小・中5%超で教員不足 臨時任用もなり手減少
1面記事文科省調査
本年度の始業日時点に全国の公立小・中学校の1586校(5・6%)で2086人の教員不足が生じていることが、文科省の調査で分かった。産休・育休取得者や病気休職者、特別支援学級が教育委員会の見込みよりも多かったことなどが主な要因だった。臨時的任用教員のなり手も減っており、小学校では管理職が学級担任を代替するなどのケースが367校あった。
調査は教師不足の実態を把握するため、教員を任命する都道府県と政令指定都市など68の教育委員会に実施。始業日と5月1日時点の欠員状況などを調べた。
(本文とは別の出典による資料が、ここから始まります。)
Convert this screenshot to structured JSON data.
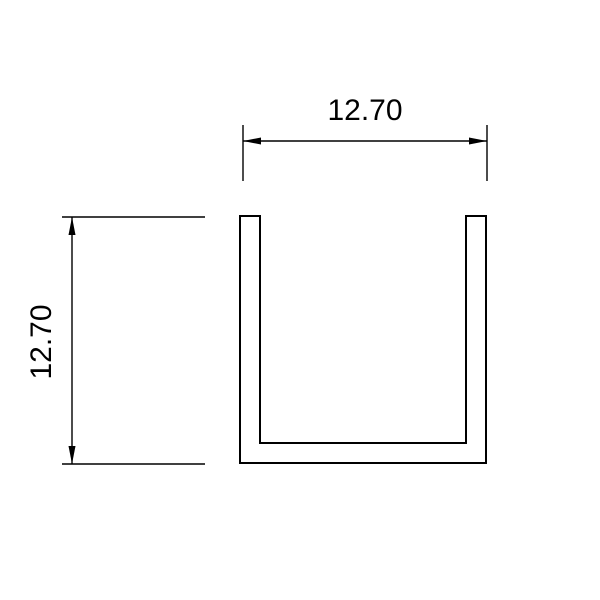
{
  "drawing": {
    "background_color": "#ffffff",
    "line_color": "#000000",
    "shape": "u-channel-profile-cross-section",
    "dimensions": {
      "width": {
        "label": "12.70"
      },
      "height": {
        "label": "12.70"
      }
    }
  }
}
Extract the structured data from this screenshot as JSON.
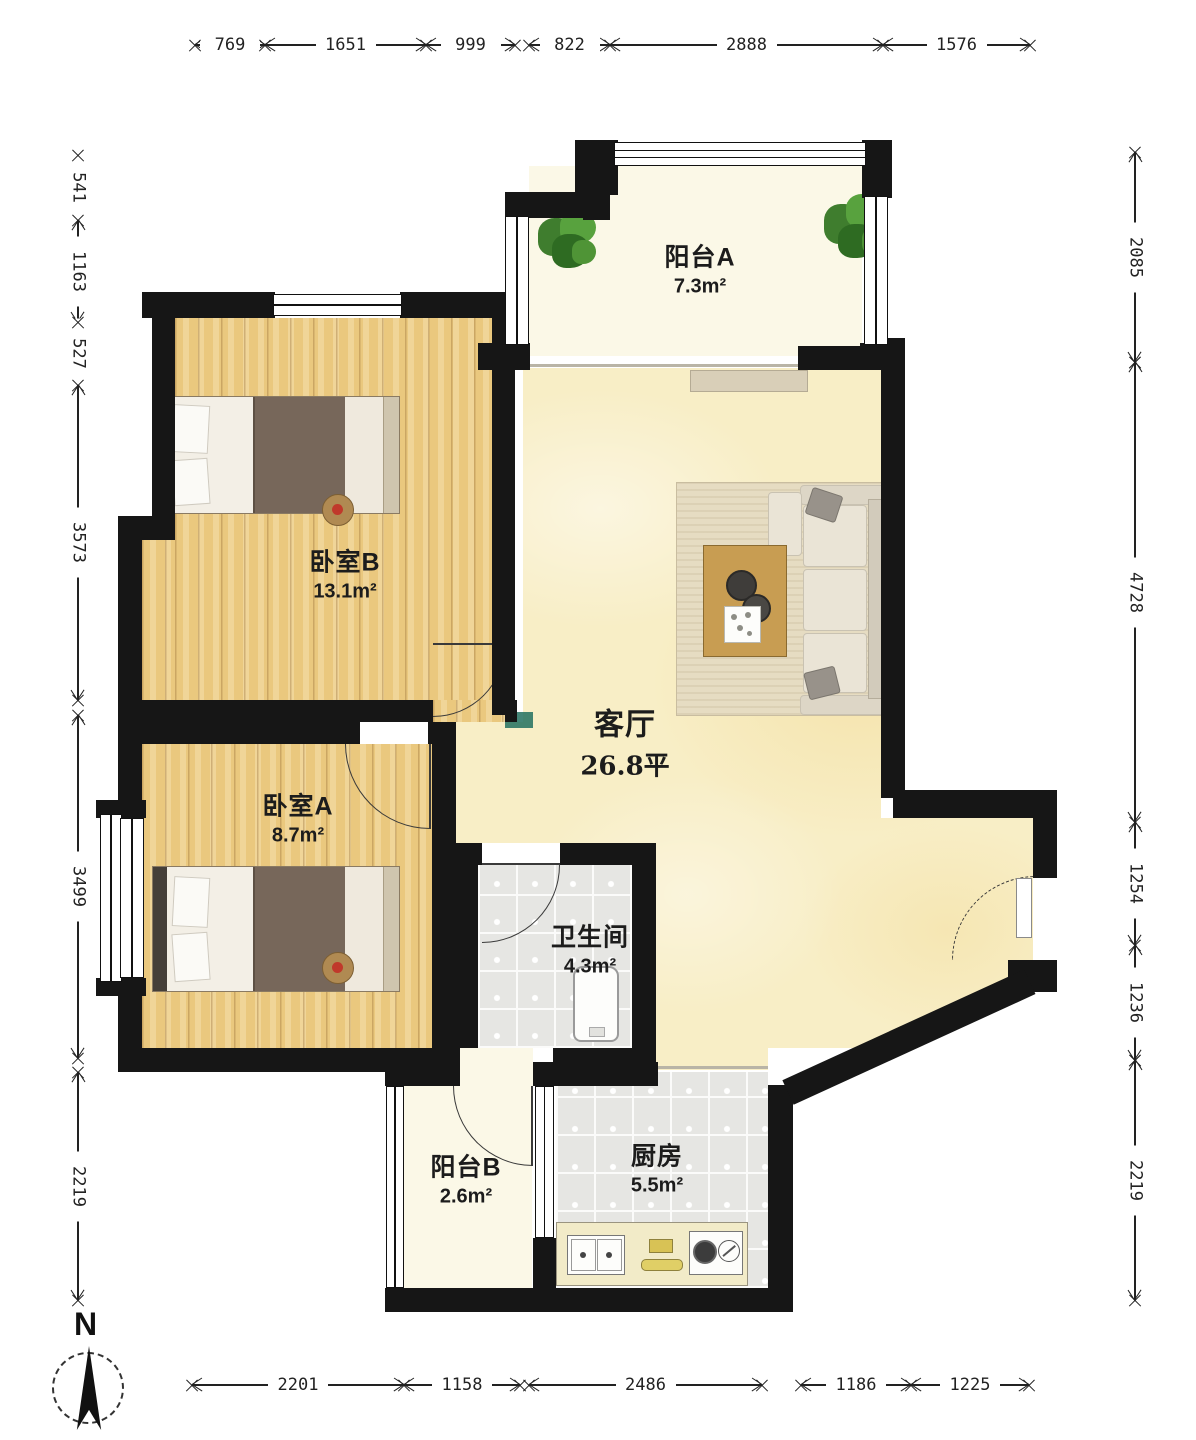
{
  "compass": {
    "label": "N"
  },
  "rooms": [
    {
      "id": "balcony-a",
      "name": "阳台A",
      "area": "7.3m²"
    },
    {
      "id": "bedroom-b",
      "name": "卧室B",
      "area": "13.1m²"
    },
    {
      "id": "living-room",
      "name": "客厅",
      "area": "26.8平"
    },
    {
      "id": "bedroom-a",
      "name": "卧室A",
      "area": "8.7m²"
    },
    {
      "id": "bathroom",
      "name": "卫生间",
      "area": "4.3m²"
    },
    {
      "id": "balcony-b",
      "name": "阳台B",
      "area": "2.6m²"
    },
    {
      "id": "kitchen",
      "name": "厨房",
      "area": "5.5m²"
    }
  ],
  "dimensions": {
    "top": {
      "pos": 45,
      "chains": [
        [
          {
            "label": "769",
            "from": 195,
            "to": 265
          },
          {
            "label": "1651",
            "from": 265,
            "to": 426
          },
          {
            "label": "999",
            "from": 426,
            "to": 515
          }
        ],
        [
          {
            "label": "822",
            "from": 529,
            "to": 610
          },
          {
            "label": "2888",
            "from": 610,
            "to": 883
          },
          {
            "label": "1576",
            "from": 883,
            "to": 1030
          }
        ]
      ]
    },
    "bottom": {
      "pos": 1385,
      "chains": [
        [
          {
            "label": "2201",
            "from": 192,
            "to": 404
          },
          {
            "label": "1158",
            "from": 404,
            "to": 520
          }
        ],
        [
          {
            "label": "2486",
            "from": 529,
            "to": 762
          }
        ],
        [
          {
            "label": "1186",
            "from": 801,
            "to": 911
          },
          {
            "label": "1225",
            "from": 911,
            "to": 1029
          }
        ]
      ]
    },
    "left": {
      "pos": 78,
      "chains": [
        [
          {
            "label": "541",
            "from": 155,
            "to": 220
          },
          {
            "label": "1163",
            "from": 220,
            "to": 322
          },
          {
            "label": "527",
            "from": 322,
            "to": 385
          },
          {
            "label": "3573",
            "from": 385,
            "to": 700
          }
        ],
        [
          {
            "label": "3499",
            "from": 715,
            "to": 1058
          }
        ],
        [
          {
            "label": "2219",
            "from": 1072,
            "to": 1300
          }
        ]
      ]
    },
    "right": {
      "pos": 1135,
      "chains": [
        [
          {
            "label": "2085",
            "from": 152,
            "to": 362
          }
        ],
        [
          {
            "label": "4728",
            "from": 362,
            "to": 822
          },
          {
            "label": "1254",
            "from": 822,
            "to": 945
          },
          {
            "label": "1236",
            "from": 945,
            "to": 1060
          }
        ],
        [
          {
            "label": "2219",
            "from": 1060,
            "to": 1300
          }
        ]
      ]
    }
  }
}
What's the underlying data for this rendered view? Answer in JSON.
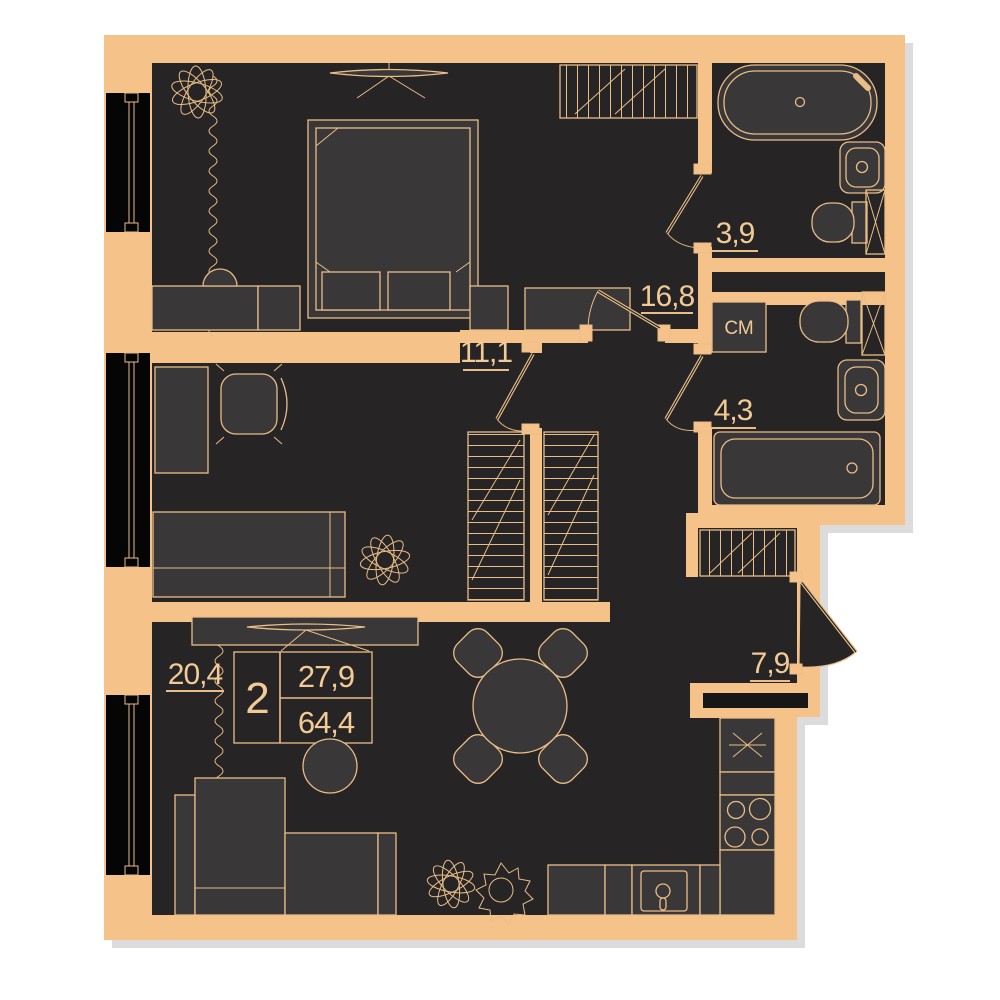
{
  "floorplan": {
    "info_box": {
      "rooms_count": "2",
      "living_area": "27,9",
      "total_area": "64,4"
    },
    "room_labels": {
      "bedroom": "16,8",
      "study": "11,1",
      "living_room": "20,4",
      "bathroom_top": "3,9",
      "bathroom_mid": "4,3",
      "kitchen": "7,9"
    },
    "appliance_labels": {
      "washing_machine": "СМ"
    },
    "colors": {
      "wall": "#f5c28a",
      "floor": "#262424",
      "furniture": "#393737",
      "outline": "#e9bd87",
      "text": "#f2ca96",
      "window": "#050505",
      "shadow": "#dcdcdc",
      "background": "#ffffff"
    }
  }
}
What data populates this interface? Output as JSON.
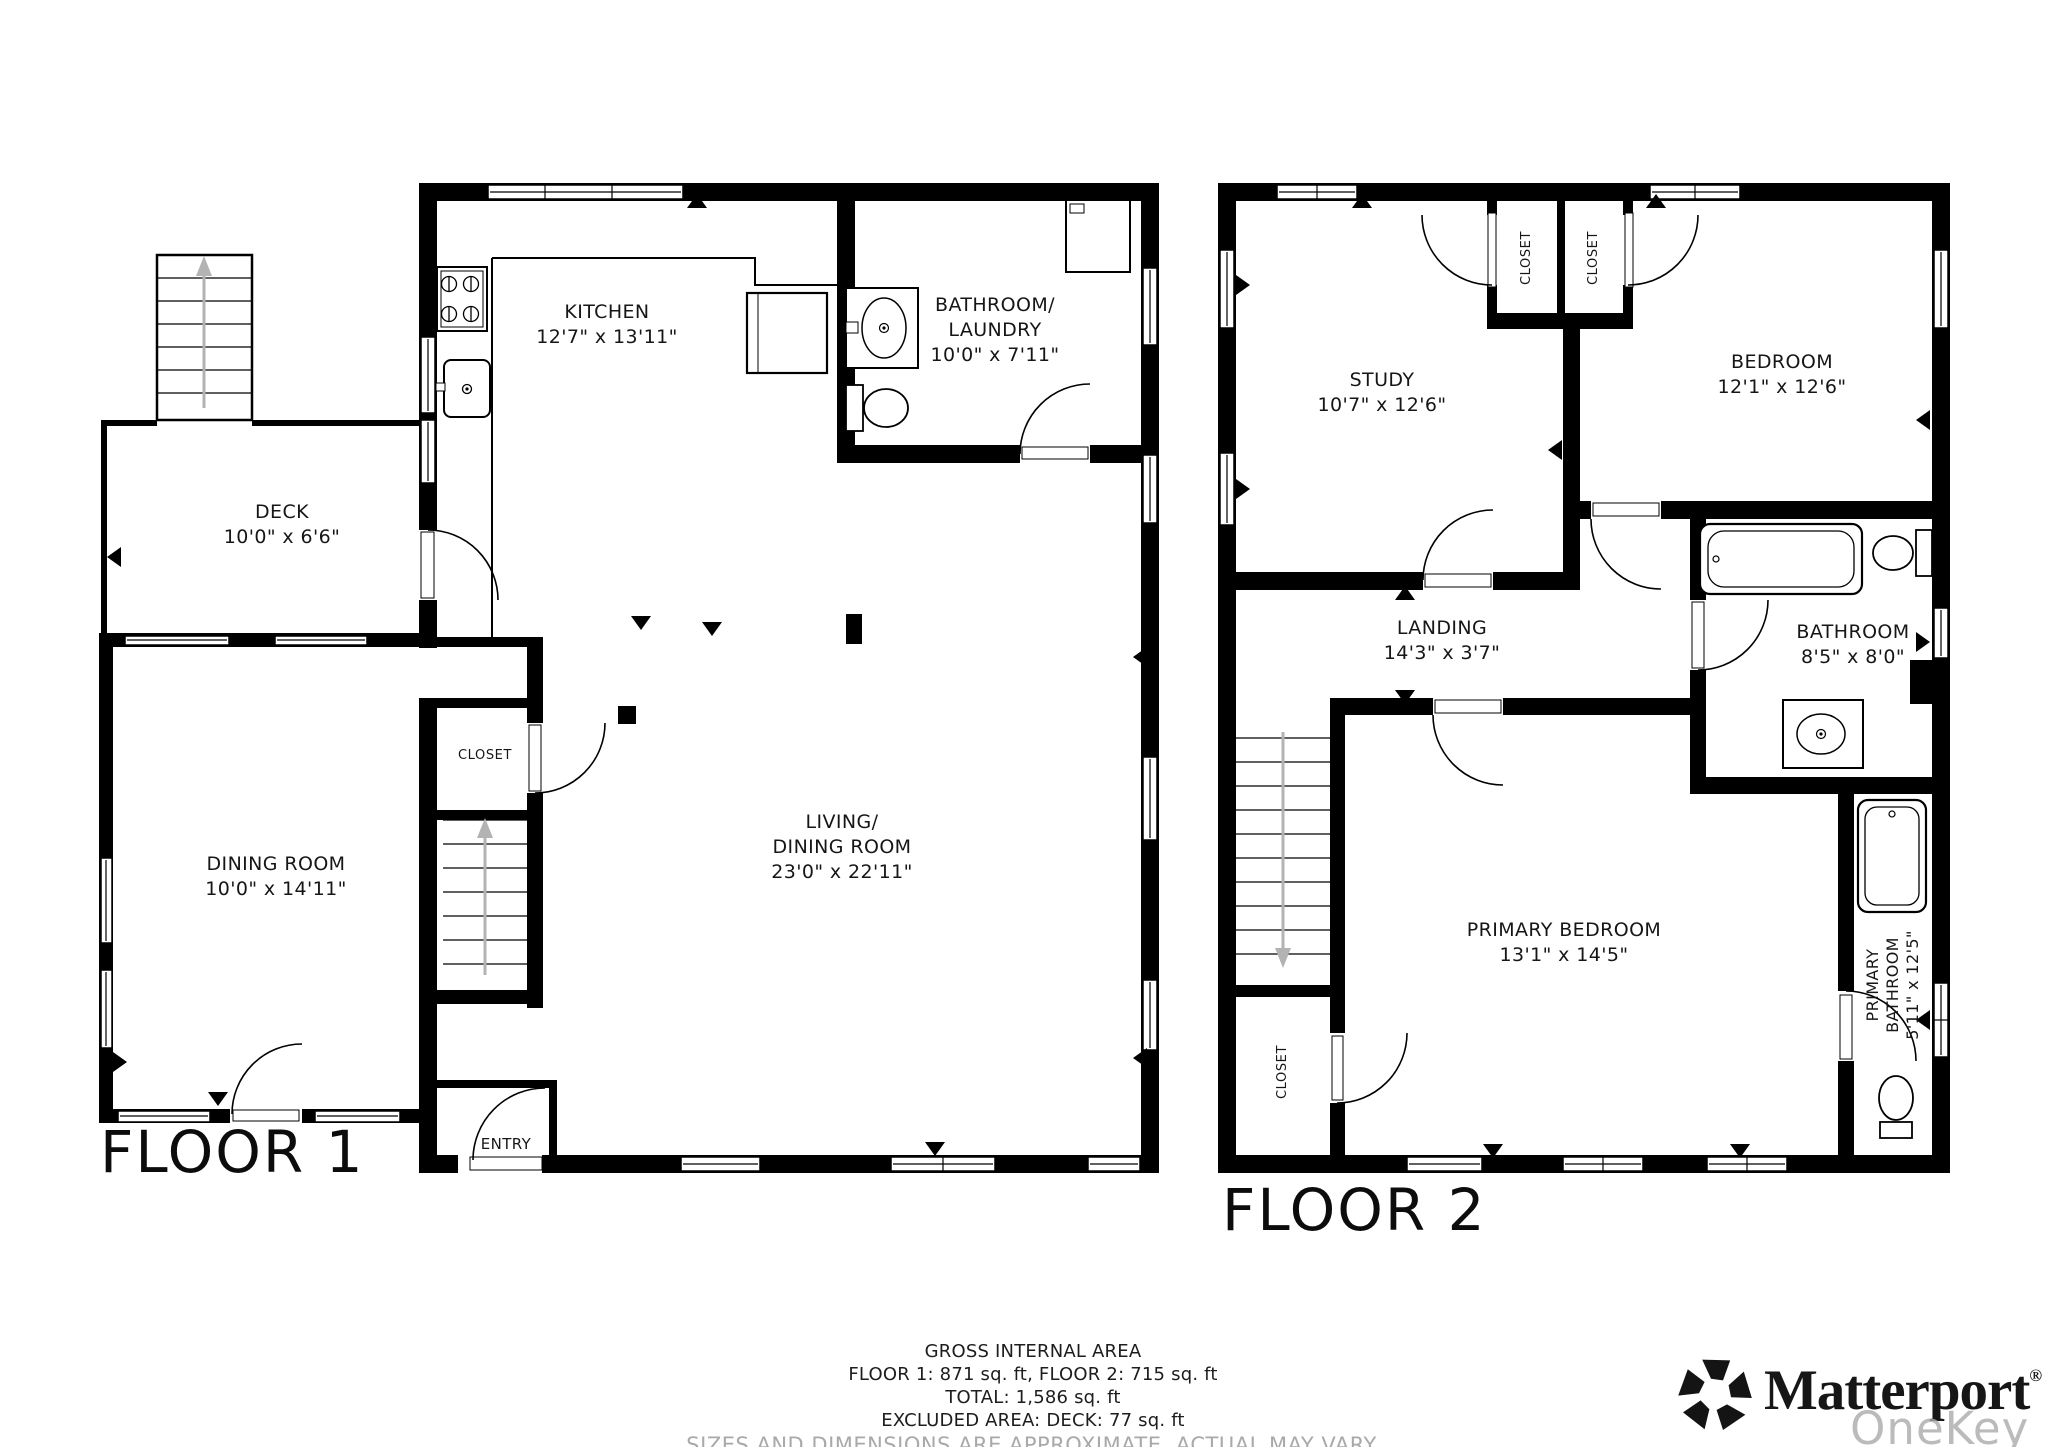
{
  "floor1": {
    "title": "FLOOR 1",
    "kitchen": {
      "name": "KITCHEN",
      "dims": "12'7\" x 13'11\""
    },
    "bath_laundry": {
      "line1": "BATHROOM/",
      "line2": "LAUNDRY",
      "dims": "10'0\" x 7'11\""
    },
    "deck": {
      "name": "DECK",
      "dims": "10'0\" x 6'6\""
    },
    "dining": {
      "name": "DINING ROOM",
      "dims": "10'0\" x 14'11\""
    },
    "living": {
      "line1": "LIVING/",
      "line2": "DINING ROOM",
      "dims": "23'0\" x 22'11\""
    },
    "closet": {
      "name": "CLOSET"
    },
    "entry": {
      "name": "ENTRY"
    }
  },
  "floor2": {
    "title": "FLOOR 2",
    "study": {
      "name": "STUDY",
      "dims": "10'7\" x 12'6\""
    },
    "bedroom": {
      "name": "BEDROOM",
      "dims": "12'1\" x 12'6\""
    },
    "closet_a": {
      "name": "CLOSET"
    },
    "closet_b": {
      "name": "CLOSET"
    },
    "closet_c": {
      "name": "CLOSET"
    },
    "landing": {
      "name": "LANDING",
      "dims": "14'3\" x 3'7\""
    },
    "bathroom": {
      "name": "BATHROOM",
      "dims": "8'5\" x 8'0\""
    },
    "primary_bedroom": {
      "name": "PRIMARY BEDROOM",
      "dims": "13'1\" x 14'5\""
    },
    "primary_bathroom": {
      "line1": "PRIMARY",
      "line2": "BATHROOM",
      "dims": "5'11\" x 12'5\""
    }
  },
  "footer": {
    "title": "GROSS INTERNAL AREA",
    "floors": "FLOOR 1: 871 sq. ft, FLOOR 2: 715 sq. ft",
    "total": "TOTAL: 1,586 sq. ft",
    "excluded": "EXCLUDED AREA: DECK: 77 sq. ft",
    "disclaimer": "SIZES AND DIMENSIONS ARE APPROXIMATE, ACTUAL MAY VARY."
  },
  "branding": {
    "wordmark": "Matterport",
    "reg": "®",
    "watermark": "OneKey MLS"
  },
  "colors": {
    "wall": "#000000",
    "stair_arrow": "#b3b3b3",
    "disclaimer_gray": "#a9a9a9",
    "watermark_gray": "#aaaaaa"
  }
}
欠員は5月1日時点には改善されていたものの、依然1350校(4・8%)で1701人が不足していた。また、高校では122校160人、特別支援学校は121校206人の不足だった(5月1日時点)。
小学校で本来の教員以外が学級担任をしているのは367校、そのうち特別支援学級に不足が生じているのは72校だった。「主幹教諭・指導教諭・教務主任」が代わりを担ったのが205校、「校長・副校長」が代替したのが53校だった。
中学・高校には教科ごとの不足状況を調べた。最多は「家庭科」で中学校は8校、高校では国語と並び2校だった。
アンケートで教員不足の要因も尋ねている。「よくあてはまる」が多かったのは「産休・育休取得者の増加」(24教委)、「特別支援学級数の増加」(17教委)、「病休者の増加」(16教委)で、他の選択肢に比べ、突出していた。
これまで教師不足の穴を埋めてきた臨時的任用教員のなり手も減少していた。「講師登録を希望する人が減った」とする質問に「よくあてはまる」と答えたのは38教委、「正規採用者が増えて講師登録の対象者が減った」には32教委が「よくあてはまる」と答えていた。
令和3年度の教員採用試験で、小学校の採用倍率は全国平均で2・6倍と過去最低を更新した。教員の「質と量」の確保は、昨年度から始まった小学校の35人学級化を円滑に進める上でも教育現場の喫緊の課題となっている。同省教育人材政策課の担当者は「教育委員会には教職の魅力を高める取り組みと教員の計画的採用、任期付き教員の確保に努めてほしい。長期的な課題への対応は今後、中央教育審議会で検討していきたい」と話す。